Elsewhere, stories have been told of wealthy clients wheeled about by his imperious aesthetic, down to the tale of a master bed split in two for art's sake.
''Architecture in blue jeans -- socially conscious design -- does not impress these architects,'' Arthur Drexler put it coolly in introducing Meier as one of the much-publicized ''Five Architects'' shown at the Museum of Modern Art in 1972.
Like Meier, many of the architects (they include Michael Graves, John Hejduk, Robert Gwathmey, and Peter Eisenman) have gone on to a degree of notice, if not notoriety, for their post-modernist Form uber alles.
Not so here. The shared concern of a caring architect and a knowing client, Dr. John Dillenberger, president, theologian, art historian, is apparent throughout from the painstaking selection process to the positioning of the rooms.
It was Dr. Dillenberger who decided that the disarray of Meier's Bronx Development Center and the more diminutive nature of the majority of his buildings did not matter. His judgment is supported both by the elegance and suitability of the seminary and by the growing number of projects (museums in Atlanta and Frankfurt) which have accrued to the architect.
Meier, like his ''Five Architects'' peers, has gone from a paper world of prominence to a larger, more visible, and public one.
The 27,000-square-foot structure here is apportioned in three floors of space dedicated to the study needs of practicing ministers. The handsome curving reception desk and entry are sandwiched by a bookstore and library on the left, meeting room and chapel on the right on the first floor.
The top two floors of offices and classrooms flow in a coordinated fashion relieved from tedium by views outside and vistas on the building itself, its balconies, terraces, chapel, and meeting room.
The stairwells and chambers which rise the complete height of the building give a kind of architectural uplift - both through their verticality and the play of light that further relieves the horizontality of the block-long building.
The detailing, immaculate down to the signage, and reserved in an austere fashion, adds to the chaste grace of the monochrome of white, toned only by gray rugs and blond furniture. It is a spare, yet airy elegance appropriate for a religious ''think tank.''
Another scholarly island of repose, the American Academy of Arts and Sciences in Cambridge, Mass., by Kallman, McKinnell, and Wood, tries for this intellectual retreat by using 19th-century vs. 1920s elements.
Theirs, too, is a journey back in time from their more familiar work, replaying Corbusier's brutalist period to a mixed and mellower historicism.
With Frank Lloyd Wright via Japan (or Japan via Frank Lloyd Wright) on the long, heavy-roofed exterior and arts-and-crafts-movement woods, mixed with Viennese right angledom in the atrium-based interior, this Cambridge cloister for scholars tries for bookish tranquillity through a more traditional palette.
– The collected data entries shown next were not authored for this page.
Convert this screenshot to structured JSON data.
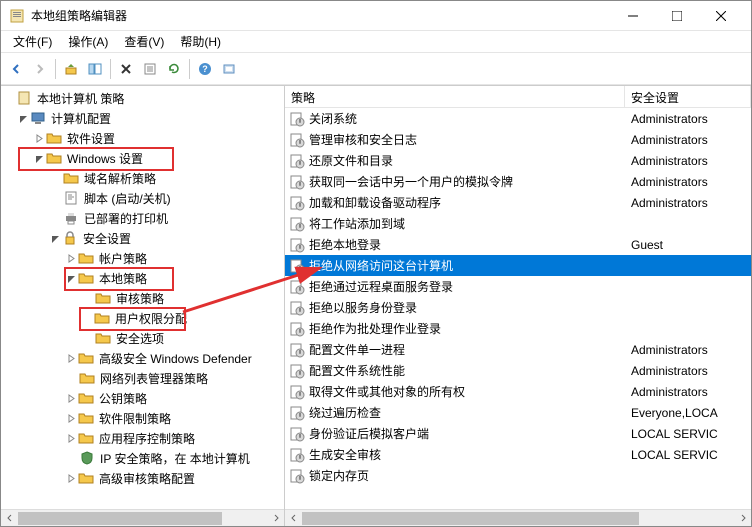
{
  "window": {
    "title": "本地组策略编辑器"
  },
  "menu": {
    "file": "文件(F)",
    "action": "操作(A)",
    "view": "查看(V)",
    "help": "帮助(H)"
  },
  "tree": {
    "root": "本地计算机 策略",
    "computer": "计算机配置",
    "software": "软件设置",
    "windows": "Windows 设置",
    "dns": "域名解析策略",
    "scripts": "脚本 (启动/关机)",
    "printers": "已部署的打印机",
    "security": "安全设置",
    "account": "帐户策略",
    "local": "本地策略",
    "audit": "审核策略",
    "userrights": "用户权限分配",
    "secopt": "安全选项",
    "defender": "高级安全 Windows Defender",
    "netlist": "网络列表管理器策略",
    "pubkey": "公钥策略",
    "softrestrict": "软件限制策略",
    "appctrl": "应用程序控制策略",
    "ipsec": "IP 安全策略，在 本地计算机",
    "advaudit": "高级审核策略配置"
  },
  "list_header": {
    "col1": "策略",
    "col2": "安全设置"
  },
  "policies": [
    {
      "name": "关闭系统",
      "setting": "Administrators"
    },
    {
      "name": "管理审核和安全日志",
      "setting": "Administrators"
    },
    {
      "name": "还原文件和目录",
      "setting": "Administrators"
    },
    {
      "name": "获取同一会话中另一个用户的模拟令牌",
      "setting": "Administrators"
    },
    {
      "name": "加载和卸载设备驱动程序",
      "setting": "Administrators"
    },
    {
      "name": "将工作站添加到域",
      "setting": ""
    },
    {
      "name": "拒绝本地登录",
      "setting": "Guest"
    },
    {
      "name": "拒绝从网络访问这台计算机",
      "setting": "",
      "selected": true
    },
    {
      "name": "拒绝通过远程桌面服务登录",
      "setting": ""
    },
    {
      "name": "拒绝以服务身份登录",
      "setting": ""
    },
    {
      "name": "拒绝作为批处理作业登录",
      "setting": ""
    },
    {
      "name": "配置文件单一进程",
      "setting": "Administrators"
    },
    {
      "name": "配置文件系统性能",
      "setting": "Administrators"
    },
    {
      "name": "取得文件或其他对象的所有权",
      "setting": "Administrators"
    },
    {
      "name": "绕过遍历检查",
      "setting": "Everyone,LOCA"
    },
    {
      "name": "身份验证后模拟客户端",
      "setting": "LOCAL SERVIC"
    },
    {
      "name": "生成安全审核",
      "setting": "LOCAL SERVIC"
    },
    {
      "name": "锁定内存页",
      "setting": ""
    }
  ]
}
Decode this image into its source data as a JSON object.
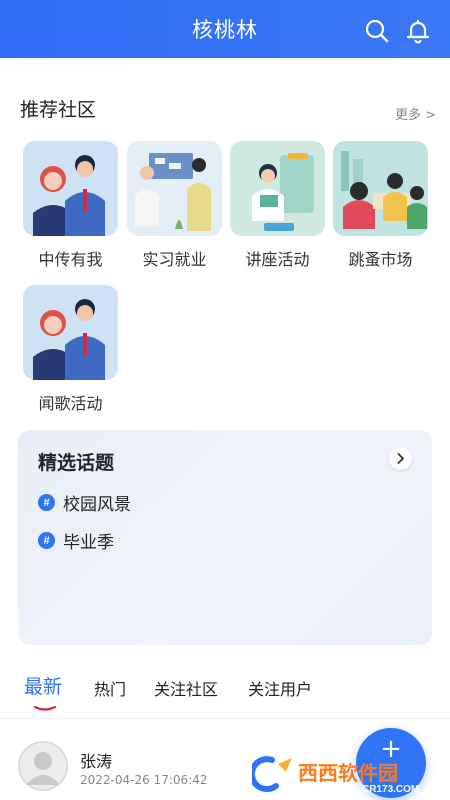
{
  "header": {
    "title": "核桃林",
    "search_icon": "search-icon",
    "notification_icon": "bell-icon"
  },
  "recommended": {
    "title": "推荐社区",
    "more": "更多 >",
    "items": [
      {
        "label": "中传有我"
      },
      {
        "label": "实习就业"
      },
      {
        "label": "讲座活动"
      },
      {
        "label": "跳蚤市场"
      },
      {
        "label": "闻歌活动"
      }
    ]
  },
  "topics": {
    "title": "精选话题",
    "items": [
      {
        "label": "校园风景"
      },
      {
        "label": "毕业季"
      }
    ]
  },
  "tabs": [
    {
      "label": "最新",
      "active": true
    },
    {
      "label": "热门"
    },
    {
      "label": "关注社区"
    },
    {
      "label": "关注用户"
    }
  ],
  "post": {
    "author": "张涛",
    "time": "2022-04-26 17:06:42"
  },
  "fab_label": "+",
  "watermark": {
    "main": "西西软件园",
    "sub": "CR173.COM"
  },
  "colors": {
    "primary": "#2f74f6",
    "tab_indicator": "#d9232f",
    "text": "#222222",
    "muted": "#888888"
  }
}
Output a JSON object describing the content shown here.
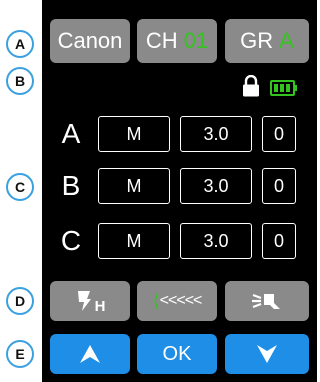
{
  "callouts": [
    "A",
    "B",
    "C",
    "D",
    "E"
  ],
  "top_bar": {
    "brand": "Canon",
    "channel_label": "CH",
    "channel_value": "01",
    "group_label": "GR",
    "group_value": "A"
  },
  "status": {
    "lock_icon": "lock-icon",
    "battery_icon": "battery-full-icon"
  },
  "groups": [
    {
      "label": "A",
      "mode": "M",
      "power": "3.0",
      "comp": "0"
    },
    {
      "label": "B",
      "mode": "M",
      "power": "3.0",
      "comp": "0"
    },
    {
      "label": "C",
      "mode": "M",
      "power": "3.0",
      "comp": "0"
    }
  ],
  "function_buttons": {
    "hss_icon": "high-speed-sync-icon",
    "hss_subscript": "H",
    "arrows": "<<<<<",
    "modeling_icon": "modeling-light-icon"
  },
  "nav": {
    "up_icon": "chevron-up-icon",
    "ok_label": "OK",
    "down_icon": "chevron-down-icon"
  },
  "colors": {
    "accent_blue": "#1e8ee6",
    "green": "#34c41f",
    "button_gray": "#8a8a8a"
  }
}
Somehow, though, for all the literal softness of rugs and drapes, vintage sconces, and fine furnishings at the American Academy, the Hartford Seminary's snowy showmanship provides more warmth.
There is a double dimness to winters nowadays. When the lights go down as tenants trim their energy bills, in a strange way, perhaps that seasonal element works to the advantage of Meier's more severe but light-filled world of white.
Is a white world really livable? some have asked.
One supporting response is the seminary's chapel, a stunning space contoured with the blocky precision of a Mondrian. Punctured by one blue window, focused on one spartan slim black altar, it is a superb if sometimes dizzying corner, viewable from those three floors.
A negative contrast to the all-white life style is the ragged look of a wash supply wagon or the limp form of a post-Christmas poinsettia, highlighted against the perfectionist surroundings.
Perhaps neither people nor places can live up to a white-on-white ambiance. If neighbors and visitors have to work too hard to measure up to Meierdom, in the case of this airy and elegant institution it is worth the attempt.